I 100% disagree with your premise. LLMs are guessing at the correct response in both correct and incorrect answers, but that is not the same as humans making experimental errors. It is more like human BS, or making illogical guesses at an answer. When we make errors in experiments, it is for a number of reasons, but guessing is not one. I don't even think it is similar to making correlation errors, or even extrapolation errors, as we can quickly check on LLM output, whereas extrapolations, almost by definition, have no data in the extrapolation regime to rely on.
Human BS is based on a lack of facts and poor logic. Politicians seem to be particularly prone to this, but probably, IRL, no more prone to this than most people, just that they are outspoken in public for all to see. Groupthink can lead in the same direction, as can following the thoughts of cult leaders. LLMs using statistical word and sentence prediction work similarly, IMO. However, when we do science or math, we don't do this. Experiments are designed with controls. Conclusions are drawn based on results. Discussions of the results, if speculative, are accepted as being beyond the data and are to be taken with skepticism. Math requires attention to the correct manipulations of symbols, not guessing at answers like young children.

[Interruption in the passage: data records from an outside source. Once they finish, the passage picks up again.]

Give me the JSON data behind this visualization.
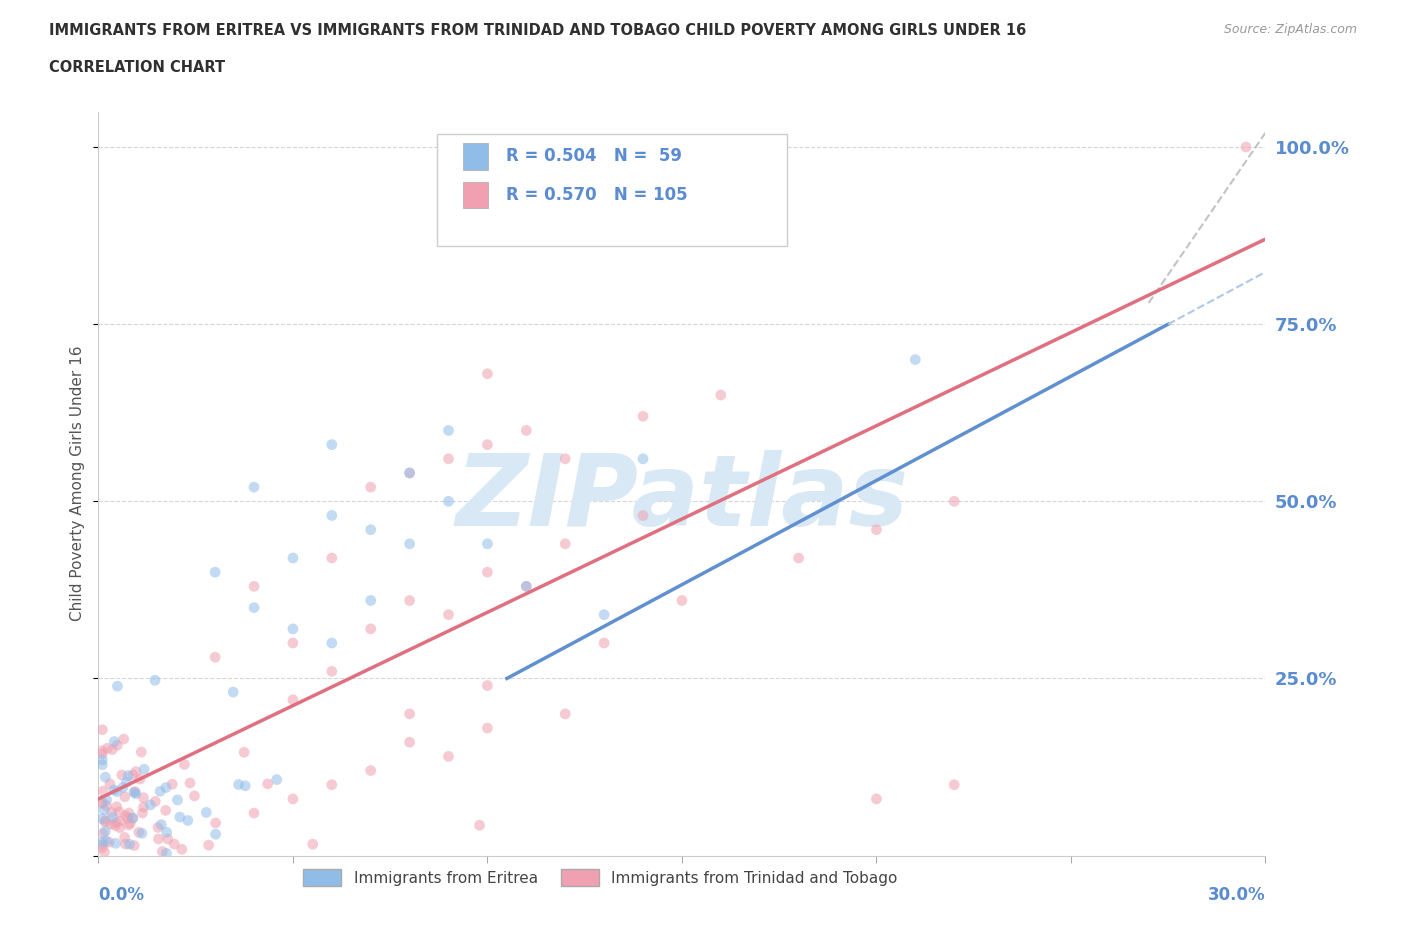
{
  "title_line1": "IMMIGRANTS FROM ERITREA VS IMMIGRANTS FROM TRINIDAD AND TOBAGO CHILD POVERTY AMONG GIRLS UNDER 16",
  "title_line2": "CORRELATION CHART",
  "source": "Source: ZipAtlas.com",
  "ylabel": "Child Poverty Among Girls Under 16",
  "xlim": [
    0.0,
    0.3
  ],
  "ylim": [
    0.0,
    1.05
  ],
  "watermark": "ZIPatlas",
  "background_color": "#ffffff",
  "scatter_alpha": 0.55,
  "scatter_size": 60,
  "eritrea_color": "#90bce8",
  "tt_color": "#f0a0b0",
  "trend_eritrea_color": "#6090d0",
  "trend_tt_color": "#e07080",
  "trend_eritrea_dashed_color": "#b0c8e8",
  "grid_color": "#cccccc",
  "axis_label_color": "#5b8cd0",
  "title_color": "#303030",
  "watermark_color": "#d8e8f5",
  "watermark_fontsize": 72,
  "legend_R1": "0.504",
  "legend_N1": "59",
  "legend_R2": "0.570",
  "legend_N2": "105"
}
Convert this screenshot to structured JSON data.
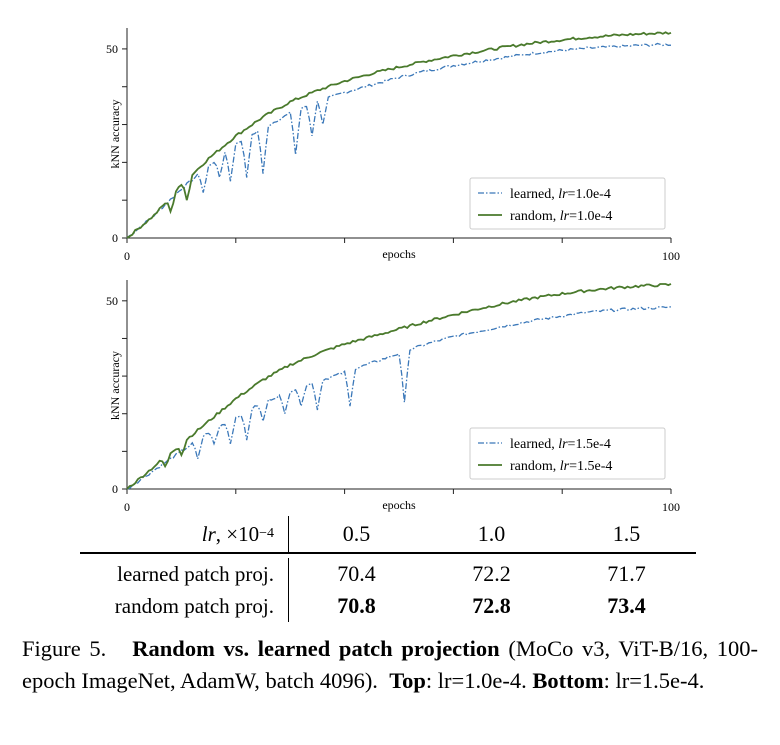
{
  "chart_data": [
    {
      "type": "line",
      "id": "top",
      "xlabel": "epochs",
      "ylabel": "kNN accuracy",
      "xlim": [
        0,
        100
      ],
      "ylim": [
        0,
        55
      ],
      "xticks": [
        "0",
        "100"
      ],
      "yticks": [
        "0",
        "50"
      ],
      "legend_position": "lower-right",
      "series": [
        {
          "name": "learned",
          "lr_label": "lr=1.0e-4",
          "style": "dash-dot",
          "color": "#3b78b9",
          "x": [
            0,
            5,
            10,
            15,
            20,
            25,
            30,
            35,
            40,
            45,
            50,
            55,
            60,
            65,
            70,
            75,
            80,
            85,
            90,
            95,
            100
          ],
          "y": [
            0,
            6,
            13,
            19,
            25,
            29,
            33,
            36,
            38.5,
            40.5,
            42.5,
            44.2,
            45.6,
            46.8,
            47.9,
            48.9,
            49.6,
            50.2,
            50.6,
            51,
            51.2
          ],
          "dips": [
            [
              14,
              12
            ],
            [
              17,
              16
            ],
            [
              19,
              15
            ],
            [
              22,
              16
            ],
            [
              25,
              17
            ],
            [
              31,
              22
            ],
            [
              34,
              27
            ],
            [
              36,
              30
            ]
          ]
        },
        {
          "name": "random",
          "lr_label": "lr=1.0e-4",
          "style": "solid",
          "color": "#4a7a2c",
          "x": [
            0,
            5,
            10,
            15,
            20,
            25,
            30,
            35,
            40,
            45,
            50,
            55,
            60,
            65,
            70,
            75,
            80,
            85,
            90,
            95,
            100
          ],
          "y": [
            0,
            6,
            14,
            21,
            27,
            32,
            36,
            39,
            41.5,
            43.5,
            45.2,
            46.8,
            48.2,
            49.4,
            50.6,
            51.6,
            52.4,
            53.1,
            53.6,
            54,
            54.3
          ],
          "dips": [
            [
              8,
              7
            ],
            [
              11,
              10
            ]
          ]
        }
      ]
    },
    {
      "type": "line",
      "id": "bottom",
      "xlabel": "epochs",
      "ylabel": "kNN accuracy",
      "xlim": [
        0,
        100
      ],
      "ylim": [
        0,
        55
      ],
      "xticks": [
        "0",
        "100"
      ],
      "yticks": [
        "0",
        "50"
      ],
      "legend_position": "lower-right",
      "series": [
        {
          "name": "learned",
          "lr_label": "lr=1.5e-4",
          "style": "dash-dot",
          "color": "#3b78b9",
          "x": [
            0,
            5,
            10,
            15,
            20,
            25,
            30,
            35,
            40,
            45,
            50,
            55,
            60,
            65,
            70,
            75,
            80,
            85,
            90,
            95,
            100
          ],
          "y": [
            0,
            5,
            10,
            15,
            19,
            23,
            26,
            28.5,
            31,
            33.5,
            36,
            38.5,
            40.5,
            42,
            43.5,
            44.8,
            46,
            47,
            47.6,
            48,
            48.3
          ],
          "dips": [
            [
              13,
              8
            ],
            [
              16,
              12
            ],
            [
              19,
              12
            ],
            [
              22,
              13
            ],
            [
              25,
              18
            ],
            [
              29,
              20
            ],
            [
              32,
              22
            ],
            [
              35,
              21
            ],
            [
              41,
              22
            ],
            [
              51,
              23
            ]
          ]
        },
        {
          "name": "random",
          "lr_label": "lr=1.5e-4",
          "style": "solid",
          "color": "#4a7a2c",
          "x": [
            0,
            5,
            10,
            15,
            20,
            25,
            30,
            35,
            40,
            45,
            50,
            55,
            60,
            65,
            70,
            75,
            80,
            85,
            90,
            95,
            100
          ],
          "y": [
            0,
            6,
            12,
            18,
            24,
            29,
            33,
            36,
            38.5,
            40.5,
            42.5,
            44.5,
            46.3,
            48,
            49.5,
            50.8,
            51.9,
            52.8,
            53.5,
            54,
            54.3
          ],
          "dips": [
            [
              7,
              6
            ],
            [
              10,
              9
            ]
          ]
        }
      ]
    }
  ],
  "table": {
    "header": {
      "lr": "lr",
      "unit": ", ×10",
      "exp": "−4",
      "cols": [
        "0.5",
        "1.0",
        "1.5"
      ]
    },
    "rows": [
      {
        "label": "learned patch proj.",
        "values": [
          "70.4",
          "72.2",
          "71.7"
        ],
        "bold": false
      },
      {
        "label": "random patch proj.",
        "values": [
          "70.8",
          "72.8",
          "73.4"
        ],
        "bold": true
      }
    ]
  },
  "caption": {
    "figure": "Figure 5.",
    "title": "Random vs. learned patch projection",
    "details": "(MoCo v3, ViT-B/16, 100-epoch ImageNet, AdamW, batch 4096).",
    "top_label": "Top",
    "top_value": "lr=1.0e-4.",
    "bottom_label": "Bottom",
    "bottom_value": "lr=1.5e-4."
  }
}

Therefore, to be better, LLMs need to have different architectures. We can reduce hallucinations and improve accuracy, but I fear that unless we can add true understanding, their hallucinations may be as difficult to control as human dreaming, where we accept strange situations and actions that we would not IRL. This may require *ahem* consciousness, of some [limited?] sort. Enough to be able to work through possible guesses and strip out bad answers, and to work through logical chains without the same problems afflicting philosophers. [How does philosophy, with its attention to logic, arrive at different answers to teh same question?] The mixture of Experts models being tried in one way to improve accuracy, but I think just a palliative, rather like random forest decision trees. Understanding a mechanism to think through problems and how to solve them requires a different approach, and possibly an architecture that mimics the human thought processes of experts. When LLMs provide bogus citations, it implies that these are decorative and not actually used to extract information. Even ones that do provide real citations, they do not always make the correct determination of what the source says.

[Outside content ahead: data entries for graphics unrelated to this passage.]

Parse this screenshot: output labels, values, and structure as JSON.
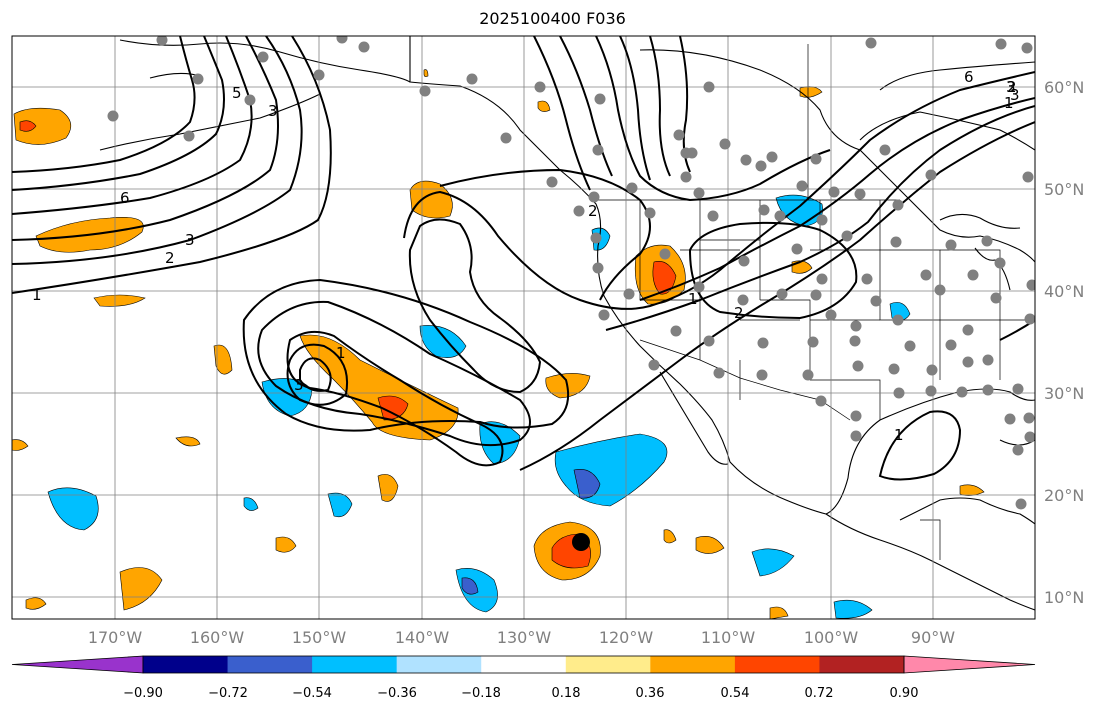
{
  "title": "2025100400 F036",
  "map": {
    "lat_labels": [
      "60°N",
      "50°N",
      "40°N",
      "30°N",
      "20°N",
      "10°N"
    ],
    "lon_labels": [
      "170°W",
      "160°W",
      "150°W",
      "140°W",
      "130°W",
      "120°W",
      "110°W",
      "100°W",
      "90°W"
    ],
    "contour_labels": [
      "1",
      "2",
      "3",
      "6",
      "3",
      "2",
      "1",
      "2",
      "3",
      "6",
      "3",
      "1",
      "1",
      "2",
      "5",
      "3",
      "1"
    ]
  },
  "colorbar": {
    "tick_labels": [
      "−0.90",
      "−0.72",
      "−0.54",
      "−0.36",
      "−0.18",
      "0.18",
      "0.36",
      "0.54",
      "0.72",
      "0.90"
    ],
    "bins": [
      {
        "color": "#9933cc"
      },
      {
        "color": "#00008b"
      },
      {
        "color": "#3a5fcd"
      },
      {
        "color": "#00bfff"
      },
      {
        "color": "#b0e2ff"
      },
      {
        "color": "#ffffff"
      },
      {
        "color": "#ffec8b"
      },
      {
        "color": "#ffa500"
      },
      {
        "color": "#ff4500"
      },
      {
        "color": "#b22222"
      },
      {
        "color": "#ff88aa"
      }
    ]
  },
  "colors": {
    "land_outline": "#000000",
    "grid": "#808080",
    "station": "#808080",
    "storm_marker": "#000000"
  }
}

In some ways, Doug Lenat's Cyc was a theoretically better way to create an AI, but it fell apart under the weight of its many pieces of data objects. My interpretation is that AIs must have teh ability to store knowledge, algorithms for extracting and using this knowledge from sources and new data, and then apply the LLMs in the role of an interface to convey the answers. Having a BS machine, operating more like Kahneman's System 1 (fast) thinking, is not the way to go if we want AIs to be more than glib answering machines.

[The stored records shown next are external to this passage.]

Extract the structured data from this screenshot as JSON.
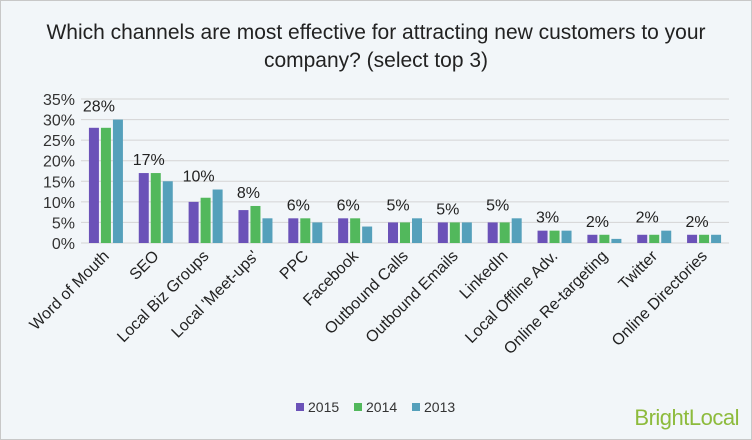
{
  "chart_data": {
    "type": "bar",
    "title": "Which channels are most effective for attracting new customers to your company? (select top 3)",
    "categories": [
      "Word of Mouth",
      "SEO",
      "Local Biz Groups",
      "Local 'Meet-ups'",
      "PPC",
      "Facebook",
      "Outbound Calls",
      "Outbound Emails",
      "LinkedIn",
      "Local Offline Adv.",
      "Online Re-targeting",
      "Twitter",
      "Online Directories"
    ],
    "series": [
      {
        "name": "2015",
        "color": "#6b52b8",
        "values": [
          28,
          17,
          10,
          8,
          6,
          6,
          5,
          5,
          5,
          3,
          2,
          2,
          2
        ]
      },
      {
        "name": "2014",
        "color": "#52b85c",
        "values": [
          28,
          17,
          11,
          9,
          6,
          6,
          5,
          5,
          5,
          3,
          2,
          2,
          2
        ]
      },
      {
        "name": "2013",
        "color": "#55a0bb",
        "values": [
          30,
          15,
          13,
          6,
          5,
          4,
          6,
          5,
          6,
          3,
          1,
          3,
          2
        ]
      }
    ],
    "data_labels": [
      "28%",
      "17%",
      "10%",
      "8%",
      "6%",
      "6%",
      "5%",
      "5%",
      "5%",
      "3%",
      "2%",
      "2%",
      "2%"
    ],
    "yticks": [
      "0%",
      "5%",
      "10%",
      "15%",
      "20%",
      "25%",
      "30%",
      "35%"
    ],
    "ylim": [
      0,
      35
    ],
    "grid": true,
    "legend": "bottom"
  },
  "logo": "BrightLocal"
}
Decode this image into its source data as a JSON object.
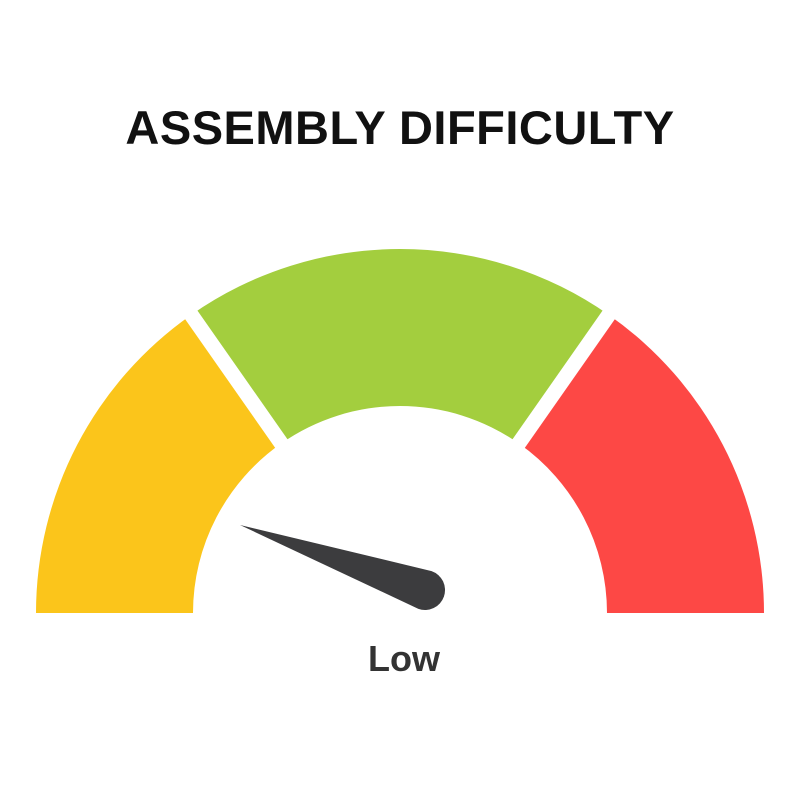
{
  "title": "ASSEMBLY DIFFICULTY",
  "gauge": {
    "reading_label": "Low",
    "segments": [
      {
        "color": "#FBC51B"
      },
      {
        "color": "#A3CE3E"
      },
      {
        "color": "#FD4845"
      }
    ],
    "needle_color": "#3C3C3E",
    "background": "#FFFFFF"
  }
}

What we have here with respect to the LLMs is something like an incommensurability problem - we, humans, do terrible violence to the facts by compressing things into narratives and the algorithms do terrible violence (is it really anything like as bad as humans? I’m not sure) by compressing everything into token prediction.
But humans for sure do the hallucination thing too all the time! And they’re mostly pretty unaware of it or play it down when it happens.